AI News, OpenAI Demonstrates Complex Manipulation Transfer from Simulation to Real World

OpenAI Demonstrates Complex Manipulation Transfer from Simulation to Real World

In-hand manipulation is one of those things that’s fairly high on the list of “skills that are effortless for humans but extraordinarily difficult for robots.” Without even really thinking about it, we’re able to adaptively coordinate four fingers and a thumb with our palm and friction and gravity to move things around in one hand without using our other hand—you’ve probably done this a handful (heh) of times today already, just with your cellphone.

Learning through practice and experience is still the way to go for complex tasks like this, and the challenge is finding a way to learn faster and more efficiently than just giving a robot hand something to manipulate over and over until it learns what works and what doesn’t, which would probably take about a hundred years.

Rather than wait a hundred years, researchers at OpenAI have used reinforcement learning to train a convolutional neural network to control a five-fingered Shadow hand to manipulate objects, all in just 50 hours.

They’ve managed this by doing it in simulation, a technique that is notoriously “doomed to succeed,” but by carefully randomizing the simulation to better match real-world variability, a real Shadow hand was able to successfully perform in-hand manipulation on real objects without any retraining at all.

The issue with using simulation to train robots is that the real world is impossible to precisely simulate, and it’s even more impossible to precisely simulate when it comes to thorny little things like friction and compliance and object-object interaction.

OpenAI is instead making accuracy secondary to variability, giving its moderately realistic simulations a bunch of slightly different tweaks with the goal of making the behaviors that they train robust enough to function outside of simulation as well.

To reiterate, OpenAI is well aware that the simulations that it’s using aren’t nearly complex enough to accurately model a huge pile of important things, from friction to the way that the fingertips of a real robot hand experience wear over time.

This includes the mass and dimensions of the object, friction of both the object’s surface and the robot’s fingertips, how well the robot’s joints are damped, actuator forces, joint limits, motor backlash and noise, and more.
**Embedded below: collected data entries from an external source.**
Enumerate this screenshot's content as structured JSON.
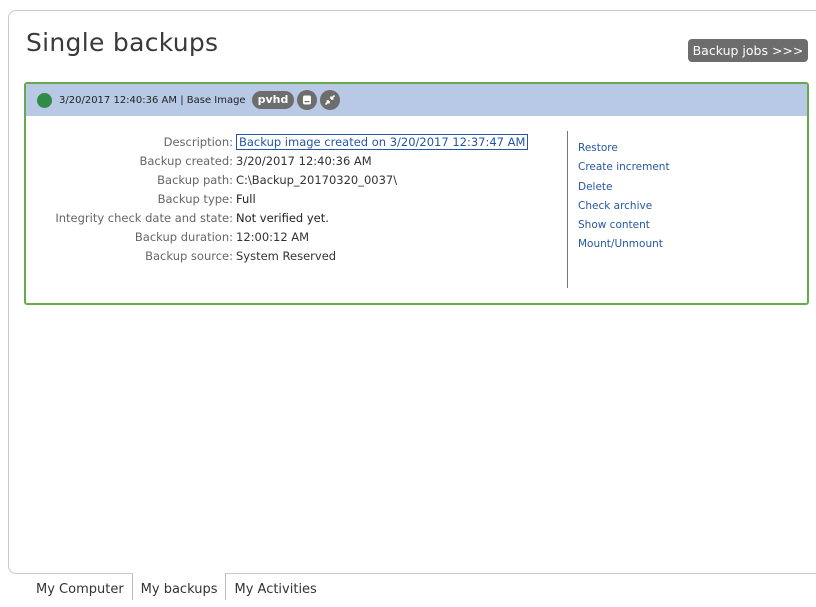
{
  "page_title": "Single backups",
  "backup_jobs_button": "Backup jobs >>>",
  "card": {
    "header_text": "3/20/2017 12:40:36 AM | Base Image",
    "format_badge": "pvhd",
    "status_color": "#2f8b45",
    "header_icons": [
      "disk-icon",
      "compress-icon"
    ],
    "details": [
      {
        "label": "Description:",
        "value": "Backup image created on 3/20/2017 12:37:47 AM"
      },
      {
        "label": "Backup created:",
        "value": "3/20/2017 12:40:36 AM"
      },
      {
        "label": "Backup path:",
        "value": "C:\\Backup_20170320_0037\\"
      },
      {
        "label": "Backup type:",
        "value": "Full"
      },
      {
        "label": "Integrity check date and state:",
        "value": "Not verified yet."
      },
      {
        "label": "Backup duration:",
        "value": "12:00:12 AM"
      },
      {
        "label": "Backup source:",
        "value": "System Reserved"
      }
    ],
    "actions": [
      "Restore",
      "Create increment",
      "Delete",
      "Check archive",
      "Show content",
      "Mount/Unmount"
    ]
  },
  "tabs": [
    {
      "label": "My Computer",
      "active": false
    },
    {
      "label": "My backups",
      "active": true
    },
    {
      "label": "My Activities",
      "active": false
    }
  ],
  "colors": {
    "accent_border": "#6aa84f",
    "header_bg": "#b8c9e6",
    "link": "#2557a0"
  }
}
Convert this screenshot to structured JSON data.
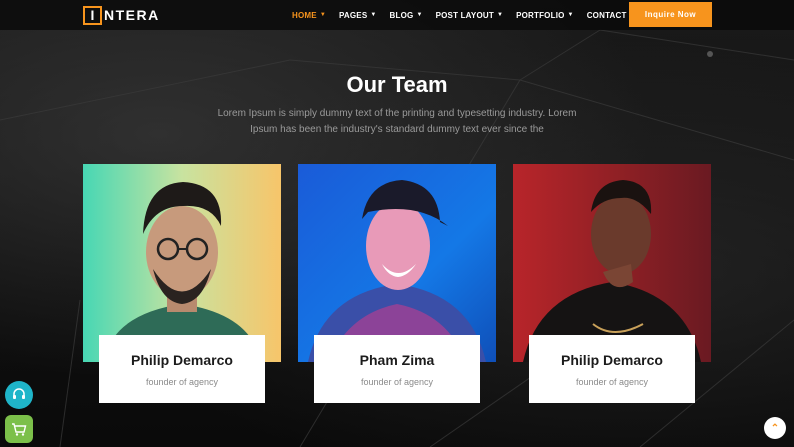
{
  "brand": {
    "logo_letter": "I",
    "logo_rest": "NTERA"
  },
  "nav": {
    "items": [
      {
        "label": "HOME",
        "active": true
      },
      {
        "label": "PAGES",
        "active": false
      },
      {
        "label": "BLOG",
        "active": false
      },
      {
        "label": "POST LAYOUT",
        "active": false
      },
      {
        "label": "PORTFOLIO",
        "active": false
      },
      {
        "label": "CONTACT US",
        "active": false
      }
    ],
    "cta_label": "Inquire Now"
  },
  "section": {
    "title": "Our Team",
    "subtitle": "Lorem Ipsum is simply dummy text of the printing and typesetting industry. Lorem Ipsum has been the industry's standard dummy text ever since the"
  },
  "team": [
    {
      "name": "Philip Demarco",
      "role": "founder of agency"
    },
    {
      "name": "Pham Zima",
      "role": "founder of agency"
    },
    {
      "name": "Philip Demarco",
      "role": "founder of agency"
    }
  ],
  "colors": {
    "accent": "#f7941d",
    "support": "#1fb5c9",
    "cart": "#7cc04a"
  },
  "widgets": {
    "support_icon": "headset-icon",
    "cart_icon": "cart-icon",
    "top_icon": "arrow-up-icon"
  }
}
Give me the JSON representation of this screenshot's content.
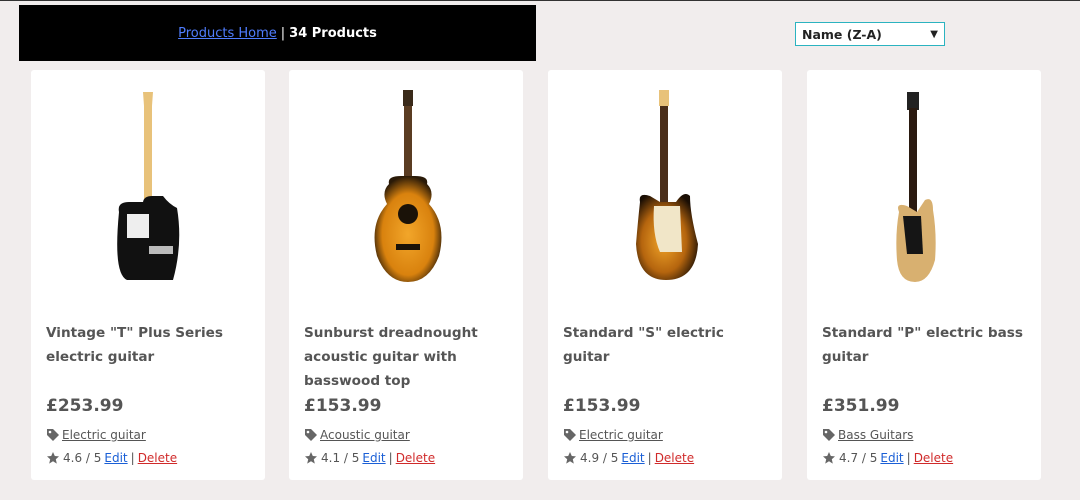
{
  "header": {
    "home_link": "Products Home",
    "separator": "|",
    "count_text": "34 Products"
  },
  "sort": {
    "selected": "Name (Z-A)"
  },
  "actions": {
    "edit": "Edit",
    "delete": "Delete",
    "separator": "|"
  },
  "products": [
    {
      "title": "Vintage \"T\" Plus Series electric guitar",
      "price": "£253.99",
      "category": "Electric guitar",
      "rating": "4.6 / 5"
    },
    {
      "title": "Sunburst dreadnought acoustic guitar with basswood top",
      "price": "£153.99",
      "category": "Acoustic guitar",
      "rating": "4.1 / 5"
    },
    {
      "title": "Standard \"S\" electric guitar",
      "price": "£153.99",
      "category": "Electric guitar",
      "rating": "4.9 / 5"
    },
    {
      "title": "Standard \"P\" electric bass guitar",
      "price": "£351.99",
      "category": "Bass Guitars",
      "rating": "4.7 / 5"
    }
  ]
}
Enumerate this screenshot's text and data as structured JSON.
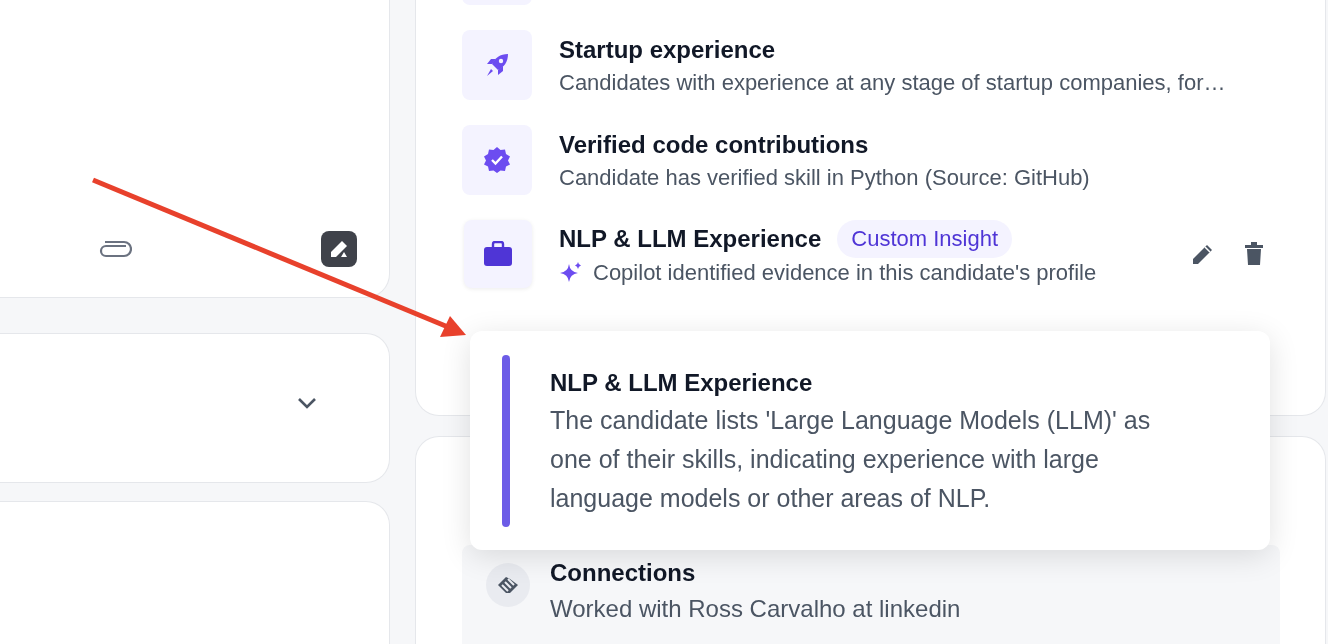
{
  "insights": [
    {
      "kind": "standard",
      "title": "Startup experience",
      "description": "Candidates with experience at any stage of startup companies, for…"
    },
    {
      "kind": "standard",
      "title": "Verified code contributions",
      "description": "Candidate has verified skill in Python (Source: GitHub)"
    },
    {
      "kind": "custom",
      "title": "NLP & LLM Experience",
      "badge": "Custom Insight",
      "description": "Copilot identified evidence in this candidate's profile"
    }
  ],
  "tooltip": {
    "title": "NLP & LLM Experience",
    "text": "The candidate lists 'Large Language Models (LLM)' as one of their skills, indicating experience with large language models or other areas of NLP."
  },
  "connections": {
    "title": "Connections",
    "text": "Worked with Ross Carvalho at linkedin"
  }
}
And that’s just the manipulation—there’s just as much variability in the way the RGB cameras were trained in object pose estimation, which is a bit easier to visualize: OpenAI calls this “domain randomization,” and with in-hand manipulation, OpenAI says, “we wanted to see if scaling up domain randomization could solve a task well beyond the reach of current methods in robotics.” Here’s how it went, with two independently trained networks (one for vision and one for manipulation) visually detecting the pose of the cube and then manipulating it into different orientations.

These cube manipulations (the system can do at least 50 in a row successfully) are the result of 6,144 CPU cores and 8 GPUs collecting 100 years of simulated robot experience in 50 hours.

The upshot of all of this is that it turns out you can, in fact, train robots to do complex physical things in simulation, and then immediately use those skills out of simulation, which is a big deal, because training in simulation is much much faster than training in the real world.

It’s not clear what the asymptotic performance curve looks like, but we consider the project pretty much completed since even achieving one rotation is so far beyond what current state-of-the-art methods can do— we initially chose 50 because we thought 25 would ensure it’s clearly demonstrated we’ve solved it, and then we added a 100% safety margin :).

We actually tried manipulating a squishy and slightly smaller foam block using the same policy just for fun, and the performance doesn’t significantly differ at all from the block that’s entirely solid.

We also ran experiments with different-sized blocks in simulation (here are some tiny and giant ones), where we re-trained on the new setting, which worked equally well (haven’t tried this on the real robot though).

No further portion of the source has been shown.